If you tell people that a new technology will a) steal their jobs and then b) end the world, you can be sure they’re going to pay attention.
Generative AI probably won’t usher in the apocalypse world, although it may well impact hiring. Either way, a wave of AI startups have benefited hugely from the drama of these sorts of claims.
It’s made AI seem sexy and dangerous – and helped it to stand out, especially in a tech industry where nothing else has ever been particularly sexy or dangerous. These concerns fanned with claims by the likes of Sam Altman that the sector is closing in on artificial general intelligence (AGI), have also ensured AI is impossible to ignore.
This is especially true for executives desperate to invest and add a whiff of excitement to their otherwise boring IT infrastructure.
Certainly, there have already been some early wins to justify the excitement. Generative AI has created innovative tools that will make workers more efficient and productive, with the potential to save workers up to 2.9 hours per day.
Copilots are now widespread – particularly for AI coding assistance – and can help boost coders’ productivity by automating some of the drudgery that keeps them from innovating. Companies are already getting AI to write chunks of their marketing, and are using AI to automate customer service calls.
All of this can save a business money. But for me none of this meets the standard for the huge, transformative impact that AI enthusiasts have promised.
The false promise of AI
The hype that launched generative AI into the world may become something of a problem. Put simply, hype doesn’t cut it when what AI companies really need in the longer term is customers and revenue. That’s going to be a lot harder – and a lot less glamorous.
Getting beyond trials and niches will be key. And one big survey has recently shown that, despite at 18 months of hype, not that many people are using generative AI in their jobs day-to-day.
For many, generative AI remains a novelty without obvious utility.
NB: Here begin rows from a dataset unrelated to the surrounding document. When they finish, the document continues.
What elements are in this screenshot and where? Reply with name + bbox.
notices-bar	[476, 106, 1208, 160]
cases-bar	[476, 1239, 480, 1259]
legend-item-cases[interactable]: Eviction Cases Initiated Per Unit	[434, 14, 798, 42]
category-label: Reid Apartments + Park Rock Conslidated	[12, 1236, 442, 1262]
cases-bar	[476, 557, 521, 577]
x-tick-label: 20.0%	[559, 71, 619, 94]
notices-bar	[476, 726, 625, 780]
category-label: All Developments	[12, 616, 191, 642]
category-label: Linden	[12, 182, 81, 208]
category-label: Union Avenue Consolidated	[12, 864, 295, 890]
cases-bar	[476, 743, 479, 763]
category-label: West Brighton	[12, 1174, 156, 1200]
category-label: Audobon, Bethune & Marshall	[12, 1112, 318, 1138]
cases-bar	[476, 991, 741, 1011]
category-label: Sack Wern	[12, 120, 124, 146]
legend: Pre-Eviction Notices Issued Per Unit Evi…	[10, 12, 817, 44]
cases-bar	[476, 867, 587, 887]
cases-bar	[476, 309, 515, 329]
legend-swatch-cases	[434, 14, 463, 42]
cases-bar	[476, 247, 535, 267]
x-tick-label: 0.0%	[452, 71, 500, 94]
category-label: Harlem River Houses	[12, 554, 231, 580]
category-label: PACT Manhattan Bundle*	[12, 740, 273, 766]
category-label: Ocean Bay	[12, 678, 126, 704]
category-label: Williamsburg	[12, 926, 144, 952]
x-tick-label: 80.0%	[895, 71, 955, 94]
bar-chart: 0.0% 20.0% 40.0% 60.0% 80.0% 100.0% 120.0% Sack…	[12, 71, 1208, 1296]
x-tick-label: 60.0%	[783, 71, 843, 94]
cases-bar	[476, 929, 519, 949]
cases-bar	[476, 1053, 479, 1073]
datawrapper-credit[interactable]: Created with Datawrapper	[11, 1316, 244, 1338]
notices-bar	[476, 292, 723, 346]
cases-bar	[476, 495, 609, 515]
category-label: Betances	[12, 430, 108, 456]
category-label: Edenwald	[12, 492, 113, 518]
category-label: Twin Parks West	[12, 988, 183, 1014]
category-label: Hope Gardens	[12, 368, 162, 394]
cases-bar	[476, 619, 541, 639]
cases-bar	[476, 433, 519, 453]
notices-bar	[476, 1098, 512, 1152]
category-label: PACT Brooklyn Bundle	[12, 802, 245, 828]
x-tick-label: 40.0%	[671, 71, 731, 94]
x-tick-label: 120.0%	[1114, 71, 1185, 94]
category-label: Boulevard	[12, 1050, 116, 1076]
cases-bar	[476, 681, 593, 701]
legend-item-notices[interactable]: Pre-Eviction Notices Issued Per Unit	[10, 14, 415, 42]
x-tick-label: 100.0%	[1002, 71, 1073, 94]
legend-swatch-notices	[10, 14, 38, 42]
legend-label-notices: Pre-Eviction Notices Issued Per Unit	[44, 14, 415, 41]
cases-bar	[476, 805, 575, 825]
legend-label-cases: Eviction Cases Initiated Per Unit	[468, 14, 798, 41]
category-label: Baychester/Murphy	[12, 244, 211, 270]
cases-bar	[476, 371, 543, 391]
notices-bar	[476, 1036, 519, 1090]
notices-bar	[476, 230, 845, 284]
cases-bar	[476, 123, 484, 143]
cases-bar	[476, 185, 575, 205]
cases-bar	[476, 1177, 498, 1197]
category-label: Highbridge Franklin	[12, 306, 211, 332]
Perhaps that’s why AI companies seem to be shifting their approach. Up to now, developers such as OpenAI, Google, and Meta have placed emphasis on which transformer model is the most performant according to various computing benchmarks. The likes of OpenAI’s GPT-4o, Google’s Gemini 1.5 Pro, Anthropic’s Claude 3.5 Sonnet, and Meta’s Llama 3.1 have all tousled for the top spot.
Updated models overtake the previous leaders on a monthly basis at this point, but this says little about real-world performance. Across 2024, it also feels as if the rate of advance has slowed to the point that developers are publicizing incremental gains model improvements rather than leapfrogging competitors.
Instead of focusing on relatively abstract benchmarking then, AI startups are moving their focus to how models might be used in the real world. Anthropic, for example, is focusing on enterprise use cases and trying to embed its AI assistant into enterprise workflows so it becomes a regular part of the working day rather than a one-off.
What’s increasingly clear is that the AI models themselves are going to be just one part of the puzzle. It may well be that the models become a commodity, and the real trick is to use business data to train models to come up with original insights. That starts to sound a lot like the promise of big data or digital transformation: a far less exotic vision of AI but perhaps a more useful one.
It could be that getting something uniquely useful out of AI is likely to be a long and drawn-out process for many companies.
A recent piece in the Wall Street Journal noted that companies have quite a lot of work to do when it comes to cleaning up their data before generative AI tools can deliver the right answers.
Nvidia was the biggest winner in the first wave of generative AI, but it’s likely that consultants are going to be the next big winners as companies look for expertise at reworking their data and computing infrastructure to accommodate AI. That’s likely to be a job that takes years, not months.
So where does this leave AI? Certainly, there will be transformative uses and perhaps a couple of chatbots will establish themselves as big brands for consumers (although beyond perhaps Amazon’s Alexa there seems to still be a very limited appetite for these).
In the business world, I think most of the AI will simply melt into the products and services that we use already, making them more useful and more responsive. AI will be everywhere, but it will be mostly invisible. That may well create the productivity boost that AI promises, but it’s likely that many people simply won’t notice the gains.
When all is said and done, it’s most likely that the revolutionary tech that arrived with such a bang will deliver on its aims for the workplace – but with a whisper.